FactVAE: a factorized variational autoencoder for single-cell multi-omics data integration analysis.
Journal:
Briefings in bioinformatics
PMID:
40211981
Abstract
Single-cell multi-omics technologies have revolutionized the study of cell states and functions by simultaneously profiling multiple molecular layers within individual cells. However, existing methods for integrating these data struggle to preserve critical feature information and fail to exploit known regulatory knowledge, which is essential for understanding cell functions. This limitation hinders their ability to provide comprehensive and accurate insights into cells. Here, we propose FactVAE, an innovative factorized variational autoencoder designed for the robust and accurate understanding of single-cell multi-omics data. FactVAE integrates the factorization principle into the variational autoencoder framework, ensuring the preservation of feature information while leveraging the non-linear capture of sample information by neural networks.

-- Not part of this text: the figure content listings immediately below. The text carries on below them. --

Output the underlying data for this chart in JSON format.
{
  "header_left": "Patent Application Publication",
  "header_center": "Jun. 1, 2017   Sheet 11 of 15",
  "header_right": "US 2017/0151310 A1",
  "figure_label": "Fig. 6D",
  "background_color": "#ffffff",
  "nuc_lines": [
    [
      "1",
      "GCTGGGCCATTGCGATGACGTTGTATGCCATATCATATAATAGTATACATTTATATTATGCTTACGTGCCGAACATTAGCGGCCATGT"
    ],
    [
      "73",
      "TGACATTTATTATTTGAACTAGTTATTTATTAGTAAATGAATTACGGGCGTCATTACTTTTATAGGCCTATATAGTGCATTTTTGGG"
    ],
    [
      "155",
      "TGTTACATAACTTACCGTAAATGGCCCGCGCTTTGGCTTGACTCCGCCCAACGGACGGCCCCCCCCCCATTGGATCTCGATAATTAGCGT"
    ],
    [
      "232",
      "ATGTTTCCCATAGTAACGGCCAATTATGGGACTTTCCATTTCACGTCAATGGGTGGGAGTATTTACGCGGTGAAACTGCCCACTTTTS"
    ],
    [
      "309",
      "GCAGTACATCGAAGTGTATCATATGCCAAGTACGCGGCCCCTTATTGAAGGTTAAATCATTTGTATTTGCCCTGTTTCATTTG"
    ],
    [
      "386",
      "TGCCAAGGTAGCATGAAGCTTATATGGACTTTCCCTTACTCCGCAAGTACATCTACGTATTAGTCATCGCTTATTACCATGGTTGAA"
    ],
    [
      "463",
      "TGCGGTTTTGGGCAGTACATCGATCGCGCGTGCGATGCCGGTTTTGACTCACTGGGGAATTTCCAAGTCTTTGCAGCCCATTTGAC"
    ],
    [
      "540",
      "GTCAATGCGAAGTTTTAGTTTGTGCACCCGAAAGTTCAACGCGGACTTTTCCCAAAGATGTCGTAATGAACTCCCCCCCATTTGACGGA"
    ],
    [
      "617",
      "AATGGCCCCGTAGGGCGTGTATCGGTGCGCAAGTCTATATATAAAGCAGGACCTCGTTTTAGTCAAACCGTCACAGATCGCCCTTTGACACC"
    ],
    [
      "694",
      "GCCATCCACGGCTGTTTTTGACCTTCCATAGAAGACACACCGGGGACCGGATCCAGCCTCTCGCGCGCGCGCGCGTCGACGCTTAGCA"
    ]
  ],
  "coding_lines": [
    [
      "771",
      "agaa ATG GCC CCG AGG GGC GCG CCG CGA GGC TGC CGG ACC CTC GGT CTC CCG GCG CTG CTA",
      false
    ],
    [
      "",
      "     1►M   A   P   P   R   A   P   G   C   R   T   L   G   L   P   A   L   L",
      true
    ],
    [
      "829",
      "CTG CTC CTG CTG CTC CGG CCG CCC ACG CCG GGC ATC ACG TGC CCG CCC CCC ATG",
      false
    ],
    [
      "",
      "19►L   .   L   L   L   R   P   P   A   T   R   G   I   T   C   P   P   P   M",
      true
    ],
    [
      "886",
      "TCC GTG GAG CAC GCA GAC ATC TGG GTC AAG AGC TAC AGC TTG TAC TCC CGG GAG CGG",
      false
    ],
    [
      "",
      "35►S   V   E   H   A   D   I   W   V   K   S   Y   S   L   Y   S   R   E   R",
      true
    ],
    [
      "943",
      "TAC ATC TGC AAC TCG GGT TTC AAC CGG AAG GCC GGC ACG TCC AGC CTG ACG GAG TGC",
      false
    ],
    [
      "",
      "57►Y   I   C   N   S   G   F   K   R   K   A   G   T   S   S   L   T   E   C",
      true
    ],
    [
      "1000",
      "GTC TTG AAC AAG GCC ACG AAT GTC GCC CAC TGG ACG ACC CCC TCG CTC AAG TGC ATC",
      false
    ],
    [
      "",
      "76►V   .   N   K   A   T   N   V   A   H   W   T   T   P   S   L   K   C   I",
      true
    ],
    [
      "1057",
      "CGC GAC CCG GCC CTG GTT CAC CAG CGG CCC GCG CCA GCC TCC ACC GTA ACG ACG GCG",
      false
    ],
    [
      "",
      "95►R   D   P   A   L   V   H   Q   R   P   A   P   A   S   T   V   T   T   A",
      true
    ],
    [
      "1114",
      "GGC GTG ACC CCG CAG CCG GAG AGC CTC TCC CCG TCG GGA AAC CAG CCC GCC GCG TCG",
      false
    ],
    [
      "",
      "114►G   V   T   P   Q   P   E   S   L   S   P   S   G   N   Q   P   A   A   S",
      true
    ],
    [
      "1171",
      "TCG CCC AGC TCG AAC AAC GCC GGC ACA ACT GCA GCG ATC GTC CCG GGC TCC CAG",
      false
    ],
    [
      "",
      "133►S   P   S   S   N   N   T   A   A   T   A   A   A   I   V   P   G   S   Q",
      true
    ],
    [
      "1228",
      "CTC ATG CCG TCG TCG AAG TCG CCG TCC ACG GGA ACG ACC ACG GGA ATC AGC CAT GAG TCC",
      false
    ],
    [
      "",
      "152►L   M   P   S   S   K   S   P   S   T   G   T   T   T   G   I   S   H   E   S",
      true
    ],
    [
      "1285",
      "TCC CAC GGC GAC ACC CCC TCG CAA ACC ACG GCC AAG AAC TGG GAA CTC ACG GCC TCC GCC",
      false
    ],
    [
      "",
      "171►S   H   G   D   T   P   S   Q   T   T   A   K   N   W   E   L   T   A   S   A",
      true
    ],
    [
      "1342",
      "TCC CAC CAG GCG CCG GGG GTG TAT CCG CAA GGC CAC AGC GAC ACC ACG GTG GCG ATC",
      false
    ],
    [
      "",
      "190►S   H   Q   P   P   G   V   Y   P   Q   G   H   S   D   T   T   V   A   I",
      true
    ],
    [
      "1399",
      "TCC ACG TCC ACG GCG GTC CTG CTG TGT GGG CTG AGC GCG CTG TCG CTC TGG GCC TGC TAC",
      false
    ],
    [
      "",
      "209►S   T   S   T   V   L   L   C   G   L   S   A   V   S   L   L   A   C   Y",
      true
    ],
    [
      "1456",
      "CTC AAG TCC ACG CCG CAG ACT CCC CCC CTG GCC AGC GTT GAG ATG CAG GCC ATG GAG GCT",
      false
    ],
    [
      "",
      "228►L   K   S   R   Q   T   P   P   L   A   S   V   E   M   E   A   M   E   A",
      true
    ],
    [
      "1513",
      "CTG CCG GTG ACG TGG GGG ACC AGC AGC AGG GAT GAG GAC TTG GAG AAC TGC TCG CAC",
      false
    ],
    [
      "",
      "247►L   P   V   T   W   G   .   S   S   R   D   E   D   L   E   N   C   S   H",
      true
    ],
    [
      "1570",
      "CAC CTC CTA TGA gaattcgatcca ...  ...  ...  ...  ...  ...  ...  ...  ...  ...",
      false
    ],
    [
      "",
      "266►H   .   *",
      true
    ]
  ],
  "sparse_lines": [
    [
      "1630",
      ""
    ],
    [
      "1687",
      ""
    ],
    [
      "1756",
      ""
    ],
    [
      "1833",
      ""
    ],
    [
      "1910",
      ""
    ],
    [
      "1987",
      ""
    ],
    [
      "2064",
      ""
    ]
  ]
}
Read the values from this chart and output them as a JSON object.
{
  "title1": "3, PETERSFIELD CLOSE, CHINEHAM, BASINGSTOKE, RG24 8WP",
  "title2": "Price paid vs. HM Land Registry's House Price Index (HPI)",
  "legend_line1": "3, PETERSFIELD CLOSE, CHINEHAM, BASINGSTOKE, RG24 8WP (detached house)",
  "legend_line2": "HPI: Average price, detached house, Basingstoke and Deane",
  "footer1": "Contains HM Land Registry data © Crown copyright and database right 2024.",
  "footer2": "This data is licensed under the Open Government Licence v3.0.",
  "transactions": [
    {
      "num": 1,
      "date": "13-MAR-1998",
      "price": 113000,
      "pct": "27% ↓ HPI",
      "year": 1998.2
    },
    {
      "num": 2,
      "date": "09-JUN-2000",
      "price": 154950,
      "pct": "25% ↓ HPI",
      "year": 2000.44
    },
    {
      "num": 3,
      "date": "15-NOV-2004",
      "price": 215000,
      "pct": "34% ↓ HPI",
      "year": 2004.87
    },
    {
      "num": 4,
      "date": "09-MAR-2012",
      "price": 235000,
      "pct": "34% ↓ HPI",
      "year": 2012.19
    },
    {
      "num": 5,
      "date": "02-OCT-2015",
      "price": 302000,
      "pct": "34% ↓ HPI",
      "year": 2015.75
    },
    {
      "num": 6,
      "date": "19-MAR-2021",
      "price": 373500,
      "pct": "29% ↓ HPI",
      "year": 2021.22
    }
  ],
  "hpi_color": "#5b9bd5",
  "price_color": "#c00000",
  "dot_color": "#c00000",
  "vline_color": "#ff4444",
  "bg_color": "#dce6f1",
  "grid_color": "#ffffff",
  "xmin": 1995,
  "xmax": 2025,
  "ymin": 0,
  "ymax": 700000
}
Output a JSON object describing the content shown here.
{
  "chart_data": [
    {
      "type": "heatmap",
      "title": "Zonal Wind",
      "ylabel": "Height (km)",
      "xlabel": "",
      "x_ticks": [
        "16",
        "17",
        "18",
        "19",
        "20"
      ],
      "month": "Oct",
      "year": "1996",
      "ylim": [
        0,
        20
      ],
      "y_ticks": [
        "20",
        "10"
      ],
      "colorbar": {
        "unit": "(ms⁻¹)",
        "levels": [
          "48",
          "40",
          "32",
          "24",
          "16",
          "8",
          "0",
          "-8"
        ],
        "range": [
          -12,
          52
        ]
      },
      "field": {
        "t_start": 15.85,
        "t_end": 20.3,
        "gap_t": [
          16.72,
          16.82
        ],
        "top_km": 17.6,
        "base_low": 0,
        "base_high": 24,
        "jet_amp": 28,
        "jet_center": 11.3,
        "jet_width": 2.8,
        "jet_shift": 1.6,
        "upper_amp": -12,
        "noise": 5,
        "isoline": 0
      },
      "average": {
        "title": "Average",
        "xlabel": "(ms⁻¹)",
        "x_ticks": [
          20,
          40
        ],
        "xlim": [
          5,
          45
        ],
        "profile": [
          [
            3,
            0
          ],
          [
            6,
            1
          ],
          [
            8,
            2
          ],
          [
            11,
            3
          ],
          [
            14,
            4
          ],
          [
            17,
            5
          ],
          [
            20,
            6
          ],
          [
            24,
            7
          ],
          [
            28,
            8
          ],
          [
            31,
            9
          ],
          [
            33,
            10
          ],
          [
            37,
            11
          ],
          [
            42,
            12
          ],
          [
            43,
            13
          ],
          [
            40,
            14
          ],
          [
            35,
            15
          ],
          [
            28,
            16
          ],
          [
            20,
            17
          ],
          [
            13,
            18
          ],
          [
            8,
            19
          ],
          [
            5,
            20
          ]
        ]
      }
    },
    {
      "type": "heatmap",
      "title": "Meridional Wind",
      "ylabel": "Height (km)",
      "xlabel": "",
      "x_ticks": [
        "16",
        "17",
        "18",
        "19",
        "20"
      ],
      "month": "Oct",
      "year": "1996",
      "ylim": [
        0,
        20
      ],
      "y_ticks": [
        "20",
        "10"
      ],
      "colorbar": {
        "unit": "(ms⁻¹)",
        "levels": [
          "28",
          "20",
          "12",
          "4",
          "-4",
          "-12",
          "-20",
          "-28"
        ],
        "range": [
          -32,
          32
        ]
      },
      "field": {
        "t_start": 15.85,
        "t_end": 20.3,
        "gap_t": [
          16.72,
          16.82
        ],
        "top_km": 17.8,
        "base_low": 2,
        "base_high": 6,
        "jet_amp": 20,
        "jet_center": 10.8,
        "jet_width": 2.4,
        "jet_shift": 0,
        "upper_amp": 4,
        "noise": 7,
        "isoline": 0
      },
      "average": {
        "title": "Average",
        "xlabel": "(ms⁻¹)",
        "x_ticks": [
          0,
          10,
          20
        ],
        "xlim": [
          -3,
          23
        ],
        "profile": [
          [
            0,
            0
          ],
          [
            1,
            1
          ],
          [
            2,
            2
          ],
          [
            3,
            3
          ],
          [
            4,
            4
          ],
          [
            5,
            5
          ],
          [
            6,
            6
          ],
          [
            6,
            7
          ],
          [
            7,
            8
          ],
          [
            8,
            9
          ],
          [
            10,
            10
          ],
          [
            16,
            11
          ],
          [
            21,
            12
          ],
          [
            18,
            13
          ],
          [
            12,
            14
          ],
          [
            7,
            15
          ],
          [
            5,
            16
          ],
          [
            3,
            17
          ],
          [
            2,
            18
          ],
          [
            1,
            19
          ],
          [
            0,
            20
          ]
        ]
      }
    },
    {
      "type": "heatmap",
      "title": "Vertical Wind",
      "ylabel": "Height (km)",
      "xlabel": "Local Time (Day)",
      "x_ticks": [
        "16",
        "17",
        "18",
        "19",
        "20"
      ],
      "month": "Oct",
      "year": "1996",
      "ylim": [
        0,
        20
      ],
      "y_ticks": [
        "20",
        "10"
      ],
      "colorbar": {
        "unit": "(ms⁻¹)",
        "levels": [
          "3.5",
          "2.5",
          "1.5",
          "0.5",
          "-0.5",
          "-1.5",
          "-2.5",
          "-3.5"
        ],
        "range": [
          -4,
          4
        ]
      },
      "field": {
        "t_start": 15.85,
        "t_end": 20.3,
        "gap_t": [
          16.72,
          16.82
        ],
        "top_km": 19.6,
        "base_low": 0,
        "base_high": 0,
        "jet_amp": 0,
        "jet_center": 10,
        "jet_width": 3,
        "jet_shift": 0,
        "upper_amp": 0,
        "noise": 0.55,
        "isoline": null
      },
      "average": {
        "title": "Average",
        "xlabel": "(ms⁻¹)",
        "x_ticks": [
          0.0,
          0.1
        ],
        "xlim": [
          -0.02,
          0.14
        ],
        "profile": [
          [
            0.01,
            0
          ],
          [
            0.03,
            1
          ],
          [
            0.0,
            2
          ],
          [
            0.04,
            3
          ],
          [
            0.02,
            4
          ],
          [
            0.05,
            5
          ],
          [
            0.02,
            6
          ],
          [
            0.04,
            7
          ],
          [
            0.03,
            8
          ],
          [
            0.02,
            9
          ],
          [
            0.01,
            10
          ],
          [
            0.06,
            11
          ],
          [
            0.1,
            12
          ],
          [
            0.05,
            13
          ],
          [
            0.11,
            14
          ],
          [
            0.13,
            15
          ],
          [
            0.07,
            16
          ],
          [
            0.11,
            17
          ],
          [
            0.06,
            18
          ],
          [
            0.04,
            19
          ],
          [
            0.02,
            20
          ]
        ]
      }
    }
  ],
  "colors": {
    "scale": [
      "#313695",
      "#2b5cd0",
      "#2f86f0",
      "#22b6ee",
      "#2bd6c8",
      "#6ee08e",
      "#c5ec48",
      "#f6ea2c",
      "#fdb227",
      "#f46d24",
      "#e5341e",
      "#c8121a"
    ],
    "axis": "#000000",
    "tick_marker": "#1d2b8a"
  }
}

Additionally, known regulatory knowledge is incorporated during model training, and a knowledge transfer strategy is employed for cell embedding optimization and data augmentation. Comparative analyses of single-cell multi-omics datasets from different protocols and the spatial multi-omics dataset demonstrate that FactVAE not only outperforms benchmark methods in clustering performance but also generates augmented data that reveals the clearest cell-type-specific motif expression. Moreover, the feature embeddings captured by FactVAE enable the inference of potential and reliable gene regulatory relationships. Overall, FactVAE's superior performance and strong scalability make it a promising new solution for single-cell multi-omics data analysis.